Col cuore in gola, pregando che non si mettesse a piovere scendiamo, attaccati alla corda metallica per la parete leggermente innevata puntando al bivacco, poi, circa 200 metri prima di arrivarci, un segnavia ci indica la deviazione per collegarci al sentiero attrezzato. Siamo allenati, felici, consapevoli. Foto di rito per ricordare il luogo, il momento, e poi ci avventuriamo lungo la cengia.
Il percorso è lungo, inizialmente pianeggiante. Poi inizia la leggera salita che ci porta ad uno dei passaggi più famosi del nostro itinerario: il Passaggio del Gatto. Bisogna infatti accucciarsi per passare dall'altra parte di una quinta di roccia così bassa che non permette di restare eretti. Tutto bene. Poi, arriva la parte più difficile del percorso: una salita in diagonale lungo per una lunga china erbosa assai esposta e senza appigli artificiali. Si sale aggrappandosi ai ciuffi d'erba, col petto schiacciato aderente alla montagna, senza osare guardarsi indietro... Poi, alla fine, vediamo che il sentiero termina su una secie di terrazzino stretto ed aereo. Qui ci ricompattiamo: davanti a noi il panorama è sublime. Ci sono le Marmarole, l'Antelao, il Monte Civetta e tutte le vette dolomitiche più famose. E c'è anche la possente costola est della Croda dei Toni e, accostato a quella soprattutto c'è, in basso, lontano ma riconoscibile, l'agognato Rifugio Carducci! Via via. Mi aggrappo alla corda metallica (le attrezzature sono ricomparse, finalmente) e scendo lungo la parete rocciosa finoad imbucare uno stretto e innevato piccolo canale che mi porta in basso, in basso, ... troppo in basso! Infatti notiamo con sgomento che il sentiero attrezzato non termina davanti al rifugio, ma addirittura alcune centinaia di metri più in basso.

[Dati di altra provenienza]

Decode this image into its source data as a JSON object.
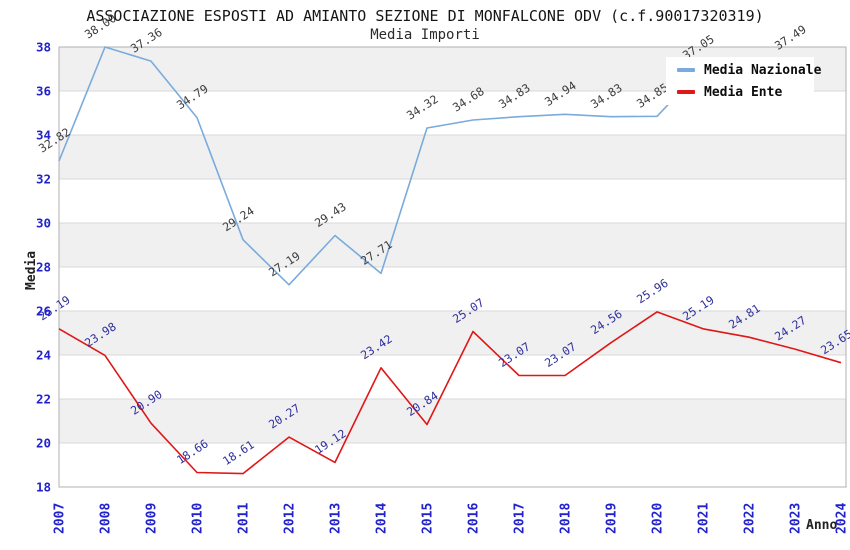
{
  "header": {
    "title": "ASSOCIAZIONE ESPOSTI AD AMIANTO SEZIONE DI MONFALCONE ODV (c.f.90017320319)",
    "subtitle": "Media Importi"
  },
  "axes": {
    "x_title": "Anno",
    "y_title": "Media",
    "x_ticks": [
      "2007",
      "2008",
      "2009",
      "2010",
      "2011",
      "2012",
      "2013",
      "2014",
      "2015",
      "2016",
      "2017",
      "2018",
      "2019",
      "2020",
      "2021",
      "2022",
      "2023",
      "2024"
    ],
    "y_ticks": [
      18,
      20,
      22,
      24,
      26,
      28,
      30,
      32,
      34,
      36,
      38
    ],
    "tick_color": "#2222cc"
  },
  "legend": {
    "items": [
      {
        "label": "Media Nazionale",
        "color": "#7aabdc"
      },
      {
        "label": "Media Ente",
        "color": "#e01717"
      }
    ]
  },
  "palette": {
    "band_fill": "#f0f0f0",
    "gridline": "#d9d9d9",
    "frame": "#b0b0b0",
    "background": "#ffffff"
  },
  "chart_data": {
    "type": "line",
    "title": "ASSOCIAZIONE ESPOSTI AD AMIANTO SEZIONE DI MONFALCONE ODV (c.f.90017320319)",
    "subtitle": "Media Importi",
    "xlabel": "Anno",
    "ylabel": "Media",
    "ylim": [
      18,
      38
    ],
    "y_tick_step": 2,
    "grid": "horizontal-bands-alternating",
    "legend_position": "top-right-inside",
    "categories": [
      "2007",
      "2008",
      "2009",
      "2010",
      "2011",
      "2012",
      "2013",
      "2014",
      "2015",
      "2016",
      "2017",
      "2018",
      "2019",
      "2020",
      "2021",
      "2022",
      "2023",
      "2024"
    ],
    "series": [
      {
        "name": "Media Nazionale",
        "color": "#7aabdc",
        "label_color": "#3c3c3c",
        "values": [
          32.82,
          38.0,
          37.36,
          34.79,
          29.24,
          27.19,
          29.43,
          27.71,
          34.32,
          34.68,
          34.83,
          34.94,
          34.83,
          34.85,
          37.05,
          37.2,
          37.49,
          null
        ],
        "point_labels": [
          "32.82",
          "38.00",
          "37.36",
          "34.79",
          "29.24",
          "27.19",
          "29.43",
          "27.71",
          "34.32",
          "34.68",
          "34.83",
          "34.94",
          "34.83",
          "34.85",
          "37.05",
          "",
          "37.49",
          ""
        ]
      },
      {
        "name": "Media Ente",
        "color": "#e01717",
        "label_color": "#2f2f9e",
        "values": [
          25.19,
          23.98,
          20.9,
          18.66,
          18.61,
          20.27,
          19.12,
          23.42,
          20.84,
          25.07,
          23.07,
          23.07,
          24.56,
          25.96,
          25.19,
          24.81,
          24.27,
          23.65
        ],
        "point_labels": [
          "25.19",
          "23.98",
          "20.90",
          "18.66",
          "18.61",
          "20.27",
          "19.12",
          "23.42",
          "20.84",
          "25.07",
          "23.07",
          "23.07",
          "24.56",
          "25.96",
          "25.19",
          "24.81",
          "24.27",
          "23.65"
        ]
      }
    ]
  }
}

Questo vuol dire che dovremo risalire ancora e, dopo 8 ore di arrampicata,il pensiero non ci affascina per niente.
Comunque, alle 19 siamo al Rifugio Carducci. Telefoniamo alla Pensione Hirben dicendo del nostro nuovo percorso. OK: qualcuno verrà a prenderci al Dolomiten, in Val Fiscalina. Noi, dopo un quarto d'ora di meritatissimo riposo ci incamminiamo verso la Forcella Giralba. Il sole sta per andarsene e illumina con il suo ultimo raggio la vetta di Cima Undici ma noi non ci fermiamo a guardare il panorama. Quasi di corsa passiamo davanti al Rifugio Zsigmondy-Comici e, quando già è quasi notte, arriviamo alla Capanna di Fondovalle. Sono le 21 quando arriviamo all'Hotel Dolomiten; gli amici (Lino, Claudio ed altri) sono venuti a prenderci. Arriviamo alla Hirben alle 22! Sorpresa! La Signora Stoll ci ha aspettai e ha riaperto la cucina per farci cenare. Ceniamo in allegria con tutti gli amici che vogliono sapere della nostra impresa ed hanno mille cose da chiedere e noi da racconatre. Ma domani, per favore. Domani quanto volete. Ora, però a letto, a sognare, a rivivere questa indimenticabile giornata.